Apa orang ini berniat jahat padamu, kau tidak tau. Anehnya tidak ada orang-orang desa yang menghentikan kalian.

"A-nu! Kumohon bisakah kita berjalan lebih pelan? Aku- aku ini tidak bisa melihat! " pintamu di sela-sela perjalanan kalian.

Seperti tak dihiraukan, kau sedikit menarik tangannya.

"Dengarkan aku! " pintamu.

Kalian berhenti, kau menarik nafas lega. Menarik nafas panjang, kau menyeka keringatmu.

"Sebenarnya kemana kau akan membawa ku pergi? " tanya mu.

Lama kau berikan pertanyaan itu, ia masih juga belum menjawabnya. Tidak kau rasa niat buruk terpancar dari diri orang asing itu.

Hanya saja...

"Tunggu dulu! Kubilang mau kemana kita? " ia kembali menarik mu, tangannya dingin, dan kasar.

Tangan itu kecil, hampir mirip dengan tangan seorang wanita. Tapi permukaan kulitnya kasar.

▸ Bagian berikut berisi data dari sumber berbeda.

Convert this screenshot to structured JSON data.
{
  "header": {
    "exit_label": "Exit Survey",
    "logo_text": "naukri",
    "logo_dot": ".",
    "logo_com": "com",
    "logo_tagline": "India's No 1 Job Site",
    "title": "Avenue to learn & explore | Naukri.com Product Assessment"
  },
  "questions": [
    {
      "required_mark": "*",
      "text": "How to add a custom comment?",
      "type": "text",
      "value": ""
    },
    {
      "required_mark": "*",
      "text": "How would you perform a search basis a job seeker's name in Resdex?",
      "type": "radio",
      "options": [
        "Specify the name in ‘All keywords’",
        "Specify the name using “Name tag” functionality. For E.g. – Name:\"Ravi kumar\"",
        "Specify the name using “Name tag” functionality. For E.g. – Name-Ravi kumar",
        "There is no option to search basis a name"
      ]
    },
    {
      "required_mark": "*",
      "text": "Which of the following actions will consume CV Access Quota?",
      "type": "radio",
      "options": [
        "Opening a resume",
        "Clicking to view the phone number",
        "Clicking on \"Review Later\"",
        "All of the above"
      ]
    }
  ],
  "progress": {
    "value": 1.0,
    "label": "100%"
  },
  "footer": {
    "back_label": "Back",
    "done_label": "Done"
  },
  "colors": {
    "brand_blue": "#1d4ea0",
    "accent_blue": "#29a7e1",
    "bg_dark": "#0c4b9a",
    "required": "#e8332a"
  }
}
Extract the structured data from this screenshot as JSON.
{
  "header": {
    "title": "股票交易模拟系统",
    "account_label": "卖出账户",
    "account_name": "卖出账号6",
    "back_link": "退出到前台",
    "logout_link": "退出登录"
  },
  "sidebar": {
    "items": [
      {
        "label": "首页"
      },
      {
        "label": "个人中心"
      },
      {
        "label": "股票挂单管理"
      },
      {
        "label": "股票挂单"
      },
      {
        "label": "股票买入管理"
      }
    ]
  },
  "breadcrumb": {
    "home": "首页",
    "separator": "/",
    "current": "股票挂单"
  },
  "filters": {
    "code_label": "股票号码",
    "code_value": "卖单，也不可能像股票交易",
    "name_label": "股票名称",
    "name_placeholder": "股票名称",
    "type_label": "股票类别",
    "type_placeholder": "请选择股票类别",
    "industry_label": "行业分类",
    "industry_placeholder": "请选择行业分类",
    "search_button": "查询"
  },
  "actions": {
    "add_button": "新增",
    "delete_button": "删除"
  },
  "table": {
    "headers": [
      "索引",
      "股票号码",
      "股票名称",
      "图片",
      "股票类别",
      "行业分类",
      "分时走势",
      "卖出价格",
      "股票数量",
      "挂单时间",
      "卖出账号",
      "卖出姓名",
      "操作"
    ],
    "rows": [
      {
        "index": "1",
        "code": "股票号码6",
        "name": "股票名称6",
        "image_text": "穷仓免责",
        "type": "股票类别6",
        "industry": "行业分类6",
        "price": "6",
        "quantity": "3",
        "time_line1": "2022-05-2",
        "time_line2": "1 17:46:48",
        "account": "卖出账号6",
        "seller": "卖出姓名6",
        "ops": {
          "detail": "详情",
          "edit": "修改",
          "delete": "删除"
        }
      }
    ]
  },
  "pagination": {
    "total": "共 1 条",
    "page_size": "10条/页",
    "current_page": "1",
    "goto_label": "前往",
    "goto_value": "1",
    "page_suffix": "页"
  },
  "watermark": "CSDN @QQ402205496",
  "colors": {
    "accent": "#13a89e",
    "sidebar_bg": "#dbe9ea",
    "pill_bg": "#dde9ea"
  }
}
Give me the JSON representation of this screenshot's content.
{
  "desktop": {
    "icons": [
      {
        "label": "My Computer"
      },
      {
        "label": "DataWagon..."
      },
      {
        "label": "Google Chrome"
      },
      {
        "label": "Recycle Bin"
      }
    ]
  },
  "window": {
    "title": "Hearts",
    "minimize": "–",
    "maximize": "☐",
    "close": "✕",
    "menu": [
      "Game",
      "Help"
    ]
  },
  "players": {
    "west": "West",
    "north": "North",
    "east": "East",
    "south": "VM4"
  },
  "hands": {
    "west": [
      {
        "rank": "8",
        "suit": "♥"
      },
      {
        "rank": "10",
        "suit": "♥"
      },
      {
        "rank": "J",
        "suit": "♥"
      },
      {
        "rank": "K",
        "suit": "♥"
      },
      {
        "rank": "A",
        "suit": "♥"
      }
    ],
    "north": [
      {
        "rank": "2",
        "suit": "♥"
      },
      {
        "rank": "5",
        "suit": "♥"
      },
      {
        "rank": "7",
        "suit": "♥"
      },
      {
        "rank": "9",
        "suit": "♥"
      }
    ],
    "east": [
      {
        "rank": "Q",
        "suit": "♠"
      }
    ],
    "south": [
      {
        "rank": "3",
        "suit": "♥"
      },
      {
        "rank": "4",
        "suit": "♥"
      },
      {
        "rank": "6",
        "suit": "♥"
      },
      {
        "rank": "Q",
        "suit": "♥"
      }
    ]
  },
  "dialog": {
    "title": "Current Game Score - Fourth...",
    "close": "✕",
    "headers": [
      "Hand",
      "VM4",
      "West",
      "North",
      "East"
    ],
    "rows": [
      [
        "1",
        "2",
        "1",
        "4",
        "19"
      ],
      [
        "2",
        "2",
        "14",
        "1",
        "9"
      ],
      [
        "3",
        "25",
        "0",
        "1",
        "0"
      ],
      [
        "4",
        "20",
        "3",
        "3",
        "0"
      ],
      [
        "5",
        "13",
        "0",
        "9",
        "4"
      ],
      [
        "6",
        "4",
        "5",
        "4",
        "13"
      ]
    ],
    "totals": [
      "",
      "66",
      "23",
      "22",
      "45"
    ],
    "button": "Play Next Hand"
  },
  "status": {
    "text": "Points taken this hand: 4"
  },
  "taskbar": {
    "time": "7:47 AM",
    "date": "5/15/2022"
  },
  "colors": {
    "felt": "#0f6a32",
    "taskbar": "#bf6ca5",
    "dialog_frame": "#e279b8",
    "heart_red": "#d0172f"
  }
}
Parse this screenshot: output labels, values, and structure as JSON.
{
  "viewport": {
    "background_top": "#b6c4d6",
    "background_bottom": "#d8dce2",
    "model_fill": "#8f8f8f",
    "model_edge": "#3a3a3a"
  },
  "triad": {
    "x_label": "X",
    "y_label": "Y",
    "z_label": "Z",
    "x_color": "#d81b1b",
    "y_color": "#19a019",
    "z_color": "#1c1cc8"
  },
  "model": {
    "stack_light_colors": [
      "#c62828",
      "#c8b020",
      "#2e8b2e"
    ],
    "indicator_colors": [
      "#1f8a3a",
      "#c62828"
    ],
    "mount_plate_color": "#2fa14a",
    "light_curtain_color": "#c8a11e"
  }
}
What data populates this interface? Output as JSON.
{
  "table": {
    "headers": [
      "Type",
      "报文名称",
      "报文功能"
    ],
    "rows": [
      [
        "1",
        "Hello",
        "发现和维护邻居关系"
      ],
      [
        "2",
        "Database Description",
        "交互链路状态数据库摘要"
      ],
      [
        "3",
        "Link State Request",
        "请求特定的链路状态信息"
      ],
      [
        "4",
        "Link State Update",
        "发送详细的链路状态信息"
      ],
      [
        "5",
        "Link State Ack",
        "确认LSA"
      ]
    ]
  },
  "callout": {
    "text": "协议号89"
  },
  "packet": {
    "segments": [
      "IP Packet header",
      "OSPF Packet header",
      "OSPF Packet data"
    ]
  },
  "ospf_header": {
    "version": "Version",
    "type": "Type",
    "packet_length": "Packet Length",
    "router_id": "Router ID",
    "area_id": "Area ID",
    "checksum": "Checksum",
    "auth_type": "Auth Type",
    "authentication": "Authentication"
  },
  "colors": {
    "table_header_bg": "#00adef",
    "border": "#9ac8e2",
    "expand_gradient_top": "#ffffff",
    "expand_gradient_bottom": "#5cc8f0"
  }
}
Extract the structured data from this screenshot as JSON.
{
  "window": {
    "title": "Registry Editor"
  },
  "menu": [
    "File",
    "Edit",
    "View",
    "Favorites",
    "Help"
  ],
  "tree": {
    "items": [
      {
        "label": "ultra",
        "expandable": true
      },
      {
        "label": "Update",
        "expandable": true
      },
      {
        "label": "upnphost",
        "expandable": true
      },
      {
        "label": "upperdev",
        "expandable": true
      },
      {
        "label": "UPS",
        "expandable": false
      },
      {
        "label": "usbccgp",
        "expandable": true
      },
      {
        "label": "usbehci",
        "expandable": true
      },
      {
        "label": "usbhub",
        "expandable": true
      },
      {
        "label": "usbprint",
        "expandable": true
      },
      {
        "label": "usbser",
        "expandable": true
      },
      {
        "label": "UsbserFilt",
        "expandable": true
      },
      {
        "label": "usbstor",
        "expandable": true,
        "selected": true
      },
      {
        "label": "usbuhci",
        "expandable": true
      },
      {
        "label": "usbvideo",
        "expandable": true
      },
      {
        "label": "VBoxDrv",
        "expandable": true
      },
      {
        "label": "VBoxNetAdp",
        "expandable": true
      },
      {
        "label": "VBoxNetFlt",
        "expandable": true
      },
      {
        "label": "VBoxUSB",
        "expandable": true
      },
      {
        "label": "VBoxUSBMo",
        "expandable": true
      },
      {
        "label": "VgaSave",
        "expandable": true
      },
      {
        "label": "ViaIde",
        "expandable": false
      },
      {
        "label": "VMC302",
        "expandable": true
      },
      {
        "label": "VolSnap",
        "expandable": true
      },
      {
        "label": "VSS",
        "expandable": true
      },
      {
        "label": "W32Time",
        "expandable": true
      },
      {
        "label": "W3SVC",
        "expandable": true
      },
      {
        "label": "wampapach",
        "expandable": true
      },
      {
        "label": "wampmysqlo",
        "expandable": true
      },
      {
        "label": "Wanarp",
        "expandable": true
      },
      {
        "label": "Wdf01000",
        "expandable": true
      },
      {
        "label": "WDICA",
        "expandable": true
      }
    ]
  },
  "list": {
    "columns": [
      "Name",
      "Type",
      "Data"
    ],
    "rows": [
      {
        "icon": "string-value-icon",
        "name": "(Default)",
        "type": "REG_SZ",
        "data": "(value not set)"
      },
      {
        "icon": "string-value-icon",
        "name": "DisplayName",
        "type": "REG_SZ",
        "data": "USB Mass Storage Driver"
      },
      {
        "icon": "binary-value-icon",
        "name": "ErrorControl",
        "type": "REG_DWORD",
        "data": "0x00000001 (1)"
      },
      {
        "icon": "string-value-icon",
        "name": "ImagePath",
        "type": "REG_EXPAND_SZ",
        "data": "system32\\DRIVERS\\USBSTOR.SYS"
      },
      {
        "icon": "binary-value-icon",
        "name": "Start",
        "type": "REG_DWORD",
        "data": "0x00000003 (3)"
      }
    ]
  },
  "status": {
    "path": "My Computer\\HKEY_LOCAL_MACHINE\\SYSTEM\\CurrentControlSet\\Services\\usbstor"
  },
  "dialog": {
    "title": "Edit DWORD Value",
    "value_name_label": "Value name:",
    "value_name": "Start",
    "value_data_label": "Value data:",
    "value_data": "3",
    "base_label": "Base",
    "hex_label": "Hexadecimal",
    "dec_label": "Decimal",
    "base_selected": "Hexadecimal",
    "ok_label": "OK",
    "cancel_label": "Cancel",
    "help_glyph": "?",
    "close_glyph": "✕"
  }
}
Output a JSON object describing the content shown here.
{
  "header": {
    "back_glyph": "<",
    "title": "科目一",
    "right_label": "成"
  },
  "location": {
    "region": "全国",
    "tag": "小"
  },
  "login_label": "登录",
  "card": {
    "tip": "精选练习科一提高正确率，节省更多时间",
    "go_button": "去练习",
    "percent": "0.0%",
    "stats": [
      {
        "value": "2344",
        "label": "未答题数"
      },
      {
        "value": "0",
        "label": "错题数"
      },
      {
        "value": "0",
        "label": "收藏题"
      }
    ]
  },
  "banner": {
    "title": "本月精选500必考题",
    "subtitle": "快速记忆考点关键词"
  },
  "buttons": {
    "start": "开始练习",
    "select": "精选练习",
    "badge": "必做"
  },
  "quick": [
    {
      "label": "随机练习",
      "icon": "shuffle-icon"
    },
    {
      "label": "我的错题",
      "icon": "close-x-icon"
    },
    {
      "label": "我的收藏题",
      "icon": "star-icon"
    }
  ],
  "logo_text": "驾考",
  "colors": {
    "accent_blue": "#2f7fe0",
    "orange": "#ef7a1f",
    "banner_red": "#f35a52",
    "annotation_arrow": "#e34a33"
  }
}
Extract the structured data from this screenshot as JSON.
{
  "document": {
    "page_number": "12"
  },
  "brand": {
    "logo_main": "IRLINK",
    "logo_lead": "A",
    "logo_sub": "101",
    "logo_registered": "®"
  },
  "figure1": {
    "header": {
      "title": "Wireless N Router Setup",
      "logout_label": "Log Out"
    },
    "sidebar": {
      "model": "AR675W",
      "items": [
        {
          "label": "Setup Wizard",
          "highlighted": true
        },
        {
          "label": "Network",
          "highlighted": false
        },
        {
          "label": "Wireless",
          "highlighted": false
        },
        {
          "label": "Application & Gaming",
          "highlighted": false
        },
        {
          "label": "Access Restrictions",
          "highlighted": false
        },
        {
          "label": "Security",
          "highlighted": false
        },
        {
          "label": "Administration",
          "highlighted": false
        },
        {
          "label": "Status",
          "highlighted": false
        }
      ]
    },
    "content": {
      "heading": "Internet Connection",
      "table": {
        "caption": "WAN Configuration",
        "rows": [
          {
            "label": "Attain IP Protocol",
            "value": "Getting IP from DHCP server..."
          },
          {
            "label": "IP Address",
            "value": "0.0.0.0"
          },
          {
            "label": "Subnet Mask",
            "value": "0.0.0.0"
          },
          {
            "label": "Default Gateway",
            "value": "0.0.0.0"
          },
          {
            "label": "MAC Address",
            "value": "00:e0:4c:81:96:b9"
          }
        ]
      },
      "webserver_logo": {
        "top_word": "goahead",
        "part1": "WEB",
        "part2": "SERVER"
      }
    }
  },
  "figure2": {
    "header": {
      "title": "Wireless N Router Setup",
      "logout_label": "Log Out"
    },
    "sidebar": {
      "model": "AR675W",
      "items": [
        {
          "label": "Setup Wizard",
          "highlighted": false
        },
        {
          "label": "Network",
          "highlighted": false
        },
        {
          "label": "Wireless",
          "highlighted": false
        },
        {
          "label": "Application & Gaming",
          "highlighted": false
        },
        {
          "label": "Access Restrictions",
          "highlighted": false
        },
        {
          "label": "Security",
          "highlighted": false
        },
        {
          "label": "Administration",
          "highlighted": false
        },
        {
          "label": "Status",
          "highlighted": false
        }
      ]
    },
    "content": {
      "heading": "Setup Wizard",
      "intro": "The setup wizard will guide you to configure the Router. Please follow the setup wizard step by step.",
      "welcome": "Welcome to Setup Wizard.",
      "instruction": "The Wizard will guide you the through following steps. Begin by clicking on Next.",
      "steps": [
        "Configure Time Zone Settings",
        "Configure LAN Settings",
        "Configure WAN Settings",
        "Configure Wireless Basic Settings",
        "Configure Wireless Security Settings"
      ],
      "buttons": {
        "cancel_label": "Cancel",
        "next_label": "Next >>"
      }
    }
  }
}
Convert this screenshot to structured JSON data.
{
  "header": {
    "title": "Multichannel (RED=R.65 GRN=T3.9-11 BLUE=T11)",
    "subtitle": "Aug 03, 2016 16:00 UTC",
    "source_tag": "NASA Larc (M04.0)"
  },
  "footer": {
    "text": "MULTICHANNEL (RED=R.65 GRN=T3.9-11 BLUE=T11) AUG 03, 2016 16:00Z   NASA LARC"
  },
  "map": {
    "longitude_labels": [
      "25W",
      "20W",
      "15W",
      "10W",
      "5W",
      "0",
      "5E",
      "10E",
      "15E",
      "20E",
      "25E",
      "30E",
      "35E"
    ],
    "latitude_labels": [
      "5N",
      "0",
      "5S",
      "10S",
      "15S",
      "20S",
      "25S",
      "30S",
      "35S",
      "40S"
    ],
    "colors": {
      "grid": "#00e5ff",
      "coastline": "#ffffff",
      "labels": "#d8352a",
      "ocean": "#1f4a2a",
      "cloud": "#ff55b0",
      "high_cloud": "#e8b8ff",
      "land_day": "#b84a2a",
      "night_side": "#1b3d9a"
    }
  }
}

Setelah cukup lama diseret, kalian berhenti, tanah yang kau tapaki seolah berbeda, lebih gembur daripada jalanan desa.

Bisa kau tebak kini kalian sedang ada di hutan. Tumbuhan obat-obatan segera menyergap hidungmu, baunya menyengat, tak heran, ciri khas sebuah obat mentah.

Beberapa aroma dedaunan yang dikeringkan juga menyapamu. Suara bising tawon berkerumun, di sekitar kepala mu.

"Dimana kita? "

Lagi-lagi tak ada jawaban.

Pintu diketuk, engsel sederhana yang telah berkarat itu terdengar buruk di telingamu.

Suara batuk seorang pria berusia lanjut terdengar melengking, Ia sempat menjerit singkat, sampai kau dengar suaranya seolah di sumpal.

"Anu... "

"Siapa gerangan nona ini? " tanyanya dengan suara kantuk.

"Aku, aku tidak tau, tiba-tiba aku diseret oleh orang ini sampai disini, sebenarnya ini dimana? " tanya mu.

"Ini lahan perkebunan obat-obatan milik keluarga Motoki" balasnya.

"Pantas saja, bau obat-obatan disini begitu kuat, lalu apa yang kau butuhkan datang membawa ku kemari, kuingatkan padamu yah, aku ini bukan tabib atau peracik obat" kau bertanya pada orang itu, yang bertanggung jawab atas dirimu yang diseret kemari.

"Tunggu sebentar... " kau seolah mengingat sesuatu yang harusnya tidak kau lupakan.

"Motoki-Dono? Apa ini benar kediaman Motoki-Dono? " kau kegirangan, hingga tak sadar hampir menabrak pria renta itu.

"Sudah kubilang ini perkebunannya, bukan kediamannya, kepala keluarga Motoki adalah orang terpandang di desa ini, ia satu dari banyaknya tetua desa" cercanya.

"Kalau begitu bagus! Aku ada di tempat yang tepat! Langsung saja ke intinya, aku kemari atas permintaan pillar serangga, Shinobu Kouchou-san untuk mengambil madu lebah merah yang keluarga Motoki janjikan"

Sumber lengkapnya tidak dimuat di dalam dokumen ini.